Recently we did an in-depth piece using these showing why The NVIDIA GB10 ConnectX-7 200GbE Networking is Really Different. The networking is actually similar to what we saw when we did bi-directional 800Gbps traffic through the NVIDIA ConnectX-8 NIC in our review. NVIDIA has its (fast) Arm processor, Blackwell GPU, a lot of memory, and high-speed networking to allow for not just one of these to be used at a time. Doing that ConnectX-8 piece really helped give us the perspective that these are probably the best low-cost development tools for NVIDIA’s Arm, Blackwell, and RDMA networking stack. The RDMA networking is important because it provides a path to scale to larger models.

When I first saw the MikroTik CRS812-8DS-2DQ-2DDQ-RM and upcoming MikroTik CRS804 DDQ in Latvia last summer I told John Tully, MikroTik’s co-founder, that these were perfect for the GB10 clusters. Indeed, if you are buying a few of these units, then these have become the de-facto standard for low-power and lower-cost switches.
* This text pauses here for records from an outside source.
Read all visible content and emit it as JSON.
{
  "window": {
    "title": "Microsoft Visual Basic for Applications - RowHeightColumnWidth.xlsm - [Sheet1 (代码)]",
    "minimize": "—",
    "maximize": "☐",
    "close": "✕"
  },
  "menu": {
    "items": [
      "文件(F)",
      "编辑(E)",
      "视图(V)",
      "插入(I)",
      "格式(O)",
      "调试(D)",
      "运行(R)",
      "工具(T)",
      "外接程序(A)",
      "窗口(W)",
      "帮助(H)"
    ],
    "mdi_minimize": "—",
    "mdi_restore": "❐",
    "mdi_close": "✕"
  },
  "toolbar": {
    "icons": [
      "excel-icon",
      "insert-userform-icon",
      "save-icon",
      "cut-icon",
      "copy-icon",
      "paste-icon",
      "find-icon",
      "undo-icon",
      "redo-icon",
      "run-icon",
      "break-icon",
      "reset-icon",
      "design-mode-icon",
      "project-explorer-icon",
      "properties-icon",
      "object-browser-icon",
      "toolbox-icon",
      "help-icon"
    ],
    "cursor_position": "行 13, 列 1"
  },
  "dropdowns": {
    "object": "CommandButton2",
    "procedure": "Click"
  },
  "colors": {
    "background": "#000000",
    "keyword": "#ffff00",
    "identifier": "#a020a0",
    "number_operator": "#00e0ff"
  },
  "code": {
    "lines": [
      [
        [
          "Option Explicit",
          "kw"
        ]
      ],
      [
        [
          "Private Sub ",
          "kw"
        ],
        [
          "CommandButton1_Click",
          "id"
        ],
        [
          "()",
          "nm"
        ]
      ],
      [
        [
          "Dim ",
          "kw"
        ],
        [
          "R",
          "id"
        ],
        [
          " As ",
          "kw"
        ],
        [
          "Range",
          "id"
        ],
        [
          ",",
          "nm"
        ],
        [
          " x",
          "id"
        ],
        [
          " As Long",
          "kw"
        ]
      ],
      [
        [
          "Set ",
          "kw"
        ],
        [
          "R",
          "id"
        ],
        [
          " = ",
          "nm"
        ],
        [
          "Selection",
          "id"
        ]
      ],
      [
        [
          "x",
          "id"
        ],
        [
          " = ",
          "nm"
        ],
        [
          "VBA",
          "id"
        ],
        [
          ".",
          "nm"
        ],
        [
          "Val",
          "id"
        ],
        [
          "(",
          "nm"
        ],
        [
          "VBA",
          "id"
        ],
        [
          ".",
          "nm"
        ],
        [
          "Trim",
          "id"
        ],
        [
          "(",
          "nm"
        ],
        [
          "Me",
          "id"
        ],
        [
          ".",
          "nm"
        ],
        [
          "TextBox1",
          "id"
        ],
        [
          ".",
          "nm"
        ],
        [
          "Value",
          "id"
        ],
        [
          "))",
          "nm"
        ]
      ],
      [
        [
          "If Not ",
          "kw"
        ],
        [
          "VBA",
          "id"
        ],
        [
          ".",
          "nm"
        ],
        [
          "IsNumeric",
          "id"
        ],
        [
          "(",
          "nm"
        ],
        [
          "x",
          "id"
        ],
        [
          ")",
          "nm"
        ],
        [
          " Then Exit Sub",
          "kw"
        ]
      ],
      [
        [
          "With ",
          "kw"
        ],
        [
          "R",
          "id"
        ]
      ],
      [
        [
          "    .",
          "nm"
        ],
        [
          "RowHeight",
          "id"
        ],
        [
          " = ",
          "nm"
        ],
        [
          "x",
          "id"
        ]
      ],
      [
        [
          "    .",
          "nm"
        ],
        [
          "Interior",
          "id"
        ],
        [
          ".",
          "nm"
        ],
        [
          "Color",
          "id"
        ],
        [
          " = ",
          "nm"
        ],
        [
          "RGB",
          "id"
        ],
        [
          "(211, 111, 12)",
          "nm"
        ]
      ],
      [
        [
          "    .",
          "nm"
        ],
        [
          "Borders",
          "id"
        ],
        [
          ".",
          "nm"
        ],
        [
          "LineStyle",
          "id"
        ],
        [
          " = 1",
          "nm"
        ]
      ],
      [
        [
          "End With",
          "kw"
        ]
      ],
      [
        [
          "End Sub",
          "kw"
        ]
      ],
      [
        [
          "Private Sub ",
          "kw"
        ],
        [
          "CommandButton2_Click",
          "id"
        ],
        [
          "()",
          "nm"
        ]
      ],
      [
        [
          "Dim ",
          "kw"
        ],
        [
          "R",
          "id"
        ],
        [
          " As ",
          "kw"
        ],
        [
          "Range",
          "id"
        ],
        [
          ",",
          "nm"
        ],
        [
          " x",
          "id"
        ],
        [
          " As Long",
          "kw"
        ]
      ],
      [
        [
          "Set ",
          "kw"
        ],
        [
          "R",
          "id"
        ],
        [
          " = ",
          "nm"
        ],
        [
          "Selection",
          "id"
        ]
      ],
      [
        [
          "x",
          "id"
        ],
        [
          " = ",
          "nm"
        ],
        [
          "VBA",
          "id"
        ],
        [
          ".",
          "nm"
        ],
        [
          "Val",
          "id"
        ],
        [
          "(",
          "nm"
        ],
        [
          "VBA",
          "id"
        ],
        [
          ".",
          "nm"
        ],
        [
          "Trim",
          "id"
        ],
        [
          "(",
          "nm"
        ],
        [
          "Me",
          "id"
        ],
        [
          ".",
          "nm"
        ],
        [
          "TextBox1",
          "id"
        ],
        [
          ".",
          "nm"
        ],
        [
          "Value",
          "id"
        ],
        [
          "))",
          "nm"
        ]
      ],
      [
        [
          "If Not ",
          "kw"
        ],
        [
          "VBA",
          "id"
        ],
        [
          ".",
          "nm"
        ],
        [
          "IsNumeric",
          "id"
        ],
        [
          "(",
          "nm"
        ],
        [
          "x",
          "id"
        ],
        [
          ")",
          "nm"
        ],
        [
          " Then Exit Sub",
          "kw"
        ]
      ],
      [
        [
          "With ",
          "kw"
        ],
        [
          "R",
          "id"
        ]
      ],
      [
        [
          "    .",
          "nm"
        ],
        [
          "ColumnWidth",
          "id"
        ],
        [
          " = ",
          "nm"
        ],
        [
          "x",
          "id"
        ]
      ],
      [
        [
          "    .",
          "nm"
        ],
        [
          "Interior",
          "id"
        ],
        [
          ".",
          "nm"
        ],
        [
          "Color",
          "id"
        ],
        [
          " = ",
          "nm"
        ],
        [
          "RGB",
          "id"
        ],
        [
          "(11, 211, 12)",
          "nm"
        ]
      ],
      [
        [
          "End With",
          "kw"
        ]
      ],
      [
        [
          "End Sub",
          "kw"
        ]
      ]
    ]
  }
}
In the video, we showed you how to connect these not just to those smaller switches, but also a larger Dell Z9332F-ON 32-port 400GbE switch. We also tested these with the NVIDIA DGX Spark. These days we would strongly suggest getting a Dell Pro Max with GB10 over the DGX Spark because you get the ability to customize the storage and you can get Dell’s warranty and support services. That includes options for ProSupport Plus for drops and spills if you are planning to travel with these setups.

This is a somewhat strange way to think about it, but the thought I had while doing this is what if we treated the Dell Pro Max with GB10 as an “employee”. Using that mental model, we could then have several of these as a team. That team can do individual tasks (host different models) or be used together via RDMA networking to accomplish a larger task, hosting larger models.
Final Words
There is certainly a lot of benefit to getting higher-end systems instead of multiple Dell Pro Max with GB10’s. At the same time, these allow you to scale to your business needs if you think of them as 2 hours per week of time savings at $40 per hour for a year. For many business owners, managers, and so forth, they may want to have a local AI solution but coming up with a business case to host a super-fast 10kW server that costs $200,000 is difficult. On the other hand, everyone does reporting. Reporting is done on data that most organizations do not want to share to many cloud services, and there are likely countless organziations out there that have somone doing a 2 hour per week $40 per hour reporting role.

I know that many folks will read this and have ideas of what can be changed. Some may think “I could do this better with a NVIDIA RTX Pro 6000 Workstation” or “I would just use a cloud service to generate tokens faster.” All of these are true statements, but that is perhaps the point of this. It was a fairly easy worfklow to setup, going from a flow chart on a notepad, to a functioning AI-powered reporting tool a few hours later. Using this is something that frees up my time without having to hire an additional part time role. Instead, we were able to get a well-known individual as STH’s new managing editor.

Our other key takeaway was a big one. What enabled this was not running a smaller model fast. It was running a larger model, with higher accuracy, even if it was much slower. We are already budgeting 2-4 hours per week for this, so it is not something I am expecting, nor do we need answers within five seconds. What I need is to be able to trust the result of the workflow. Ideally, I could have extremely fast result I could trust, but in a sub-$10,000 workflow these days that is hard to do using a different tool.